I should make a note here that while you can just delete the files, and will be fine in most cases, it is a good practice to instead move the files to a temp folder long enough (a day or week) to make sure there are no negative repercussions from the file removals.  It is just smart to play it safe.

• Compsumm.box – This is for component summarizer messages.  If you have old stuff, it may not be relevant any more so remove the files.
• CIAMgr.box – Configuration items, probably related to patches but perhaps for other things.  If the files are older than a week, they have probably been forgotten and can be removed.
• Auth\dataldr.box\badmifs – Hardware inventory that was bad for some reason.  Often times the bad file will be a temporary thing and the system will self correct, leaving files behind.  Once you have investigated and solved the reason it is bad, feel free to remove the files.
• Hman.box – Don’t touch stuff in the subfolders, but if files in the root are old, site communication probably had a hiccup at some time and the files can be removed.
• Sinv.box\badsinv – Software inventory gone bad, similar to the dataldr.box\badmifs.  Remove files once any investigation is done.
• Statmgr.box – These are status messages and old files can be removed as they are probably no longer relevant.
• Auth\statesys.box\corrupt – Old status messages here should be removed .  They are probably out of date anyway.
• Auth\ddm.box\regreq\bad_ddrs - These are discovery records that couldn't process for some reason.
• Colleval.box - old .CEP files may become orphaned and can be safely deleted if older than a week

There are lots of inboxes, and I’m sure many of them also get file backlogs for various reasons.  these are just the ones I see most often.  As I see and validate them I will update this list as appropriate.
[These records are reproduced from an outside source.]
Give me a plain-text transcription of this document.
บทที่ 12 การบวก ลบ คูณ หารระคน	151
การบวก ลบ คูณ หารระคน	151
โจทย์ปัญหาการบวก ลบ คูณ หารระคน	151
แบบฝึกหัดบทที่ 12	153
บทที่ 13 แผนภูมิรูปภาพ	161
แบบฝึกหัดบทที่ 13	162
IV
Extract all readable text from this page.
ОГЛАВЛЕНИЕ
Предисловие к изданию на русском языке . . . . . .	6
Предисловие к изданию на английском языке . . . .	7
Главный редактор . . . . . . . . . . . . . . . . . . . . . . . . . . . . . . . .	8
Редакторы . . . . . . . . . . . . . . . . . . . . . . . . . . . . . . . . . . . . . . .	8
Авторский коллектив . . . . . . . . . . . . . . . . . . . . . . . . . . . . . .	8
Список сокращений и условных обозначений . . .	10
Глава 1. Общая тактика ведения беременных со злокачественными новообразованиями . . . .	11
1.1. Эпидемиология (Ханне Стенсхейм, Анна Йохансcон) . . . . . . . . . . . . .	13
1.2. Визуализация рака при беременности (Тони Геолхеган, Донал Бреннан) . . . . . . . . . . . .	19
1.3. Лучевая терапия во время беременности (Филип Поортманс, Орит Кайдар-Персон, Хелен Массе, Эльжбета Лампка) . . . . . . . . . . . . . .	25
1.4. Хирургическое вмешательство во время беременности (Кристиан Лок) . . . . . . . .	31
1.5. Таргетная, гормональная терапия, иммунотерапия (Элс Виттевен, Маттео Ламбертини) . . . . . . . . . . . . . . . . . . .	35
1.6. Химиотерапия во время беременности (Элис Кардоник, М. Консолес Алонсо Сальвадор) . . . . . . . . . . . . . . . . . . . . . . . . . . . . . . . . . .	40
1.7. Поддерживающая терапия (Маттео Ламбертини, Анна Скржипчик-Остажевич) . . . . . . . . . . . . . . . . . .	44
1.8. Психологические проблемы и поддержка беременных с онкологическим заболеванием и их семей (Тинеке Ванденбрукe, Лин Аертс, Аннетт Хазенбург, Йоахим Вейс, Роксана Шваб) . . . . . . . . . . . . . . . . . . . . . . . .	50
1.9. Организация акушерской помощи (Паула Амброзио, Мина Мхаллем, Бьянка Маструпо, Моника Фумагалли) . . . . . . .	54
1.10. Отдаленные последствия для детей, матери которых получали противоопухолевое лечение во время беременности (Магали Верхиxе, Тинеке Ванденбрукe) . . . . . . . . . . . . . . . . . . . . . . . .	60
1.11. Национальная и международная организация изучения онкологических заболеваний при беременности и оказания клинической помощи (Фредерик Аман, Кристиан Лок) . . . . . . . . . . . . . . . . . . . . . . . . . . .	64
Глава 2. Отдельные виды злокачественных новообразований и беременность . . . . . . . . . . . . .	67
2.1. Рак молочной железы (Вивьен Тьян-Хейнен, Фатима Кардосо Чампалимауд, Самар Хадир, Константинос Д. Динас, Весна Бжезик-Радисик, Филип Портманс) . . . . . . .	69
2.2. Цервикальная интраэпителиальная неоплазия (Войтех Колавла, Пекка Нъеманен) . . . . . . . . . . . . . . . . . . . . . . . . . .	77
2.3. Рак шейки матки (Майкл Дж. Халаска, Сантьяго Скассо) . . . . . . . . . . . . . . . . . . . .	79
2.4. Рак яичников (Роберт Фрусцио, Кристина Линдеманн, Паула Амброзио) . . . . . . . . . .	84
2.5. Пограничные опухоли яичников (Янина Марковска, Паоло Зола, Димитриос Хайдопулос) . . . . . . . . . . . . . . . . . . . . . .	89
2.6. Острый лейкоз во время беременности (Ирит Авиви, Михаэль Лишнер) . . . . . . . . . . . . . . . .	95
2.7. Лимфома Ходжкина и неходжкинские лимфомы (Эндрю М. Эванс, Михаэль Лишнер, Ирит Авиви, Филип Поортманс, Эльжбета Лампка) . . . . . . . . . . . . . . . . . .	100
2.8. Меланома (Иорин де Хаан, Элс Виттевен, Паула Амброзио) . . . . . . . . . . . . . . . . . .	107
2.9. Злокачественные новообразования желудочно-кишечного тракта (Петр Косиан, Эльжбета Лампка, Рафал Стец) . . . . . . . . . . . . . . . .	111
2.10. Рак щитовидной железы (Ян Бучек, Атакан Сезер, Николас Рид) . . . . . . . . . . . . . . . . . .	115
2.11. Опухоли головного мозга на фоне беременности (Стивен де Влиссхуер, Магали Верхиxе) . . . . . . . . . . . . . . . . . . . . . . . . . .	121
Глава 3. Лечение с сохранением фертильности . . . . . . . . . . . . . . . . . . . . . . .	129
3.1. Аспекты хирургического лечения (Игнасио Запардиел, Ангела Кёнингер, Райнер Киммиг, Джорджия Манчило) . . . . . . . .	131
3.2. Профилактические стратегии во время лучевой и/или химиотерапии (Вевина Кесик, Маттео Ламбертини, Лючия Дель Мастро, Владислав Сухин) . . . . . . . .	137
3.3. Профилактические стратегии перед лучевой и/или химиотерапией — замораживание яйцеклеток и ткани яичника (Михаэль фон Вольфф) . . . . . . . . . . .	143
For a good list of all the inboxes and their purpose, see this technet article.

7/29 update - Added CEP files

I was working with a customer once and we were looking for a good way to separate laptops from desktops within Configuration Manager when we hit upon this little known “memory” trick that I wanted to share.

Often times people use the Win32_SystemEnclosure class and look up the chassis type.  While this is a good, and accurate, way to do it the fact that you have to parse all the possible outcomes to then group into “laptop” and “not laptop” is a little bit of a pain.  An alternative method that we found is to use the Win32_PhysicalMemory class instead.  In there is a property called FormFactor that can be put to use.  We found that a value of 12 would indicate a laptop.  12 means that the memory in the machine is SODIMM, a memory used almost (but not totally) exclusively by laptops.  While this isn’t as fool proof as the system enclosure, I suspect that it will work for most of you out there who are trying to differentiate laptops from desktops in your ConfigMgr inventory.

There is one downside, which is that the Win32_PhysicalMemory class is not collected by default as part of your hardware inventory.  Adding it is easy enough though, just modify your SMS_DEF.MOF and off you go.